In the fall of 2018, Mike and Heather Roy received news that no parents ever want to hear: their 10-year-old daughter, Evelyn, had cancer. Scans had revealed a softball-sized tumour growing above her kidney. Further tests confirmed a devastating diagnosis of Stage 4 Neuroblastoma.
“Evelyn was always an exceptional little kid,” says Heather. “While there were some rough days when she was going through treatment, her trademark wit and spice always shone through.” After initial surgeries, months of chemotherapy, two stem cell transplants, several weeks of radiation therapy, and experimental immunotherapy treatment Evelyn’s cancer returned. While every possible further treatment was pursued, sadly, Evelyn passed away at the end of February 2020. Reflecting on her daughter’s journey, Heather says, “She maintained her incredible spirit until the very end. The team did everything they could to save her life. In our minds, she didn’t lose this battle. She won because she fought with such courage.”

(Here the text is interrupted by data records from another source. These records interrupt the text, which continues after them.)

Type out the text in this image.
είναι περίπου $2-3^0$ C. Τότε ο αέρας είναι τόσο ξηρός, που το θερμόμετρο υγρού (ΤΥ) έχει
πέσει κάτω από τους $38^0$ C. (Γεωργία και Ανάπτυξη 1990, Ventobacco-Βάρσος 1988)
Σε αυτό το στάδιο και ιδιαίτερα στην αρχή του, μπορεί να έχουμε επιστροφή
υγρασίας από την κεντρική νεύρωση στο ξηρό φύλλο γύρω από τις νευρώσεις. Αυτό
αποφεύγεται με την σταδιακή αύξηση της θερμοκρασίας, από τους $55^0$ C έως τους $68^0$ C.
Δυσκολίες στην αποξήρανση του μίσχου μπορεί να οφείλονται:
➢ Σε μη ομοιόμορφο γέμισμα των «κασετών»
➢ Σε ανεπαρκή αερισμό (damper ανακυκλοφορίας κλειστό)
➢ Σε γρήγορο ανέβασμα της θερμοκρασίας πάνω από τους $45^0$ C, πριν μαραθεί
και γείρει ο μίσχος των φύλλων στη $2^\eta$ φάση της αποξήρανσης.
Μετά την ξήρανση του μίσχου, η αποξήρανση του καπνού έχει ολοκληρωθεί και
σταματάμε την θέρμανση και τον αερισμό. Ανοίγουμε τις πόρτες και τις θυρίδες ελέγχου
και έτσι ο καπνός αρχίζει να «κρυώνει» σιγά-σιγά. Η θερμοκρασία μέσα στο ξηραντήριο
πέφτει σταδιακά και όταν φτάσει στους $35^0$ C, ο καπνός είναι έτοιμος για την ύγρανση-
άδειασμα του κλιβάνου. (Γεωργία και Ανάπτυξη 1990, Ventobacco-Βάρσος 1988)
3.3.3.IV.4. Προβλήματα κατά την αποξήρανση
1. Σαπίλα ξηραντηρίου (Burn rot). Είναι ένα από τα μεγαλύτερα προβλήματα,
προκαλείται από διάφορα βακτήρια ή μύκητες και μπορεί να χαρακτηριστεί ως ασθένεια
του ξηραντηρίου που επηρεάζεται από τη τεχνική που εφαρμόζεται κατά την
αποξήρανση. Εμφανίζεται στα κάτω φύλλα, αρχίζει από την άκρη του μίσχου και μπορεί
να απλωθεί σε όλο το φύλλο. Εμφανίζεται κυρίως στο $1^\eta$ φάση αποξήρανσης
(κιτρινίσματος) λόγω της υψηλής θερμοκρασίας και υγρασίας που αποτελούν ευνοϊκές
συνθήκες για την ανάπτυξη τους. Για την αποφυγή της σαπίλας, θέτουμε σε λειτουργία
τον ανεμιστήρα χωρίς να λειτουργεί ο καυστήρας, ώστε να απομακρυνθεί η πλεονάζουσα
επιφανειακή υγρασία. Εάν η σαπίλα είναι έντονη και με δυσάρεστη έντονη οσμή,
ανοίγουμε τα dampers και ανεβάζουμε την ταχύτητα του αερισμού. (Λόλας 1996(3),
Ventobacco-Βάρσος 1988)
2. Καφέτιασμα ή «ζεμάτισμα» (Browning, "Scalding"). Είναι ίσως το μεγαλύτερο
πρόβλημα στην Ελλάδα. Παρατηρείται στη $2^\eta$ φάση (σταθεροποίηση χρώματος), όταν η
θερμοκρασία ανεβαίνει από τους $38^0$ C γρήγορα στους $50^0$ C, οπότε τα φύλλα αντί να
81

Evelyn’s strength and spirit garnered her the affection of her entire medical team. Heather is quick to say that the care they received went above and beyond anything they ever expected to experience. They were treated like family – from hugs in the hallway when the news was difficult, to sessions with the music therapist, to pet nights with Evelyn’s sister, Harper, to dance parties with the nurses. The support over that year and a half was completely holistic and all-encompassing – Heather’s not sure how they would have managed without.
Through their heartbreaking loss, the Roy family were inspired to support the efforts scientists at the Alberta Children’s Hospital Research Institute. Studies are currently being led in the Childhood Cancer Research Program to solve the mysteries of relapsed or unresponsive cancers like Evelyn’s. Findings are so promising that the stage has been set for an upcoming North American multi-centre clinical trial which would include patients at the Alberta Children’s Hospital.
“It is so encouraging to know that brilliant people are working on this right here in our city,” says Heather. “No parent should ever have to lose their child to cancer. And for those who survive their diagnosis, they shouldn’t have to live with horrible side effects of such toxic treatments. We need to keep working to find better ways to cure our kids.”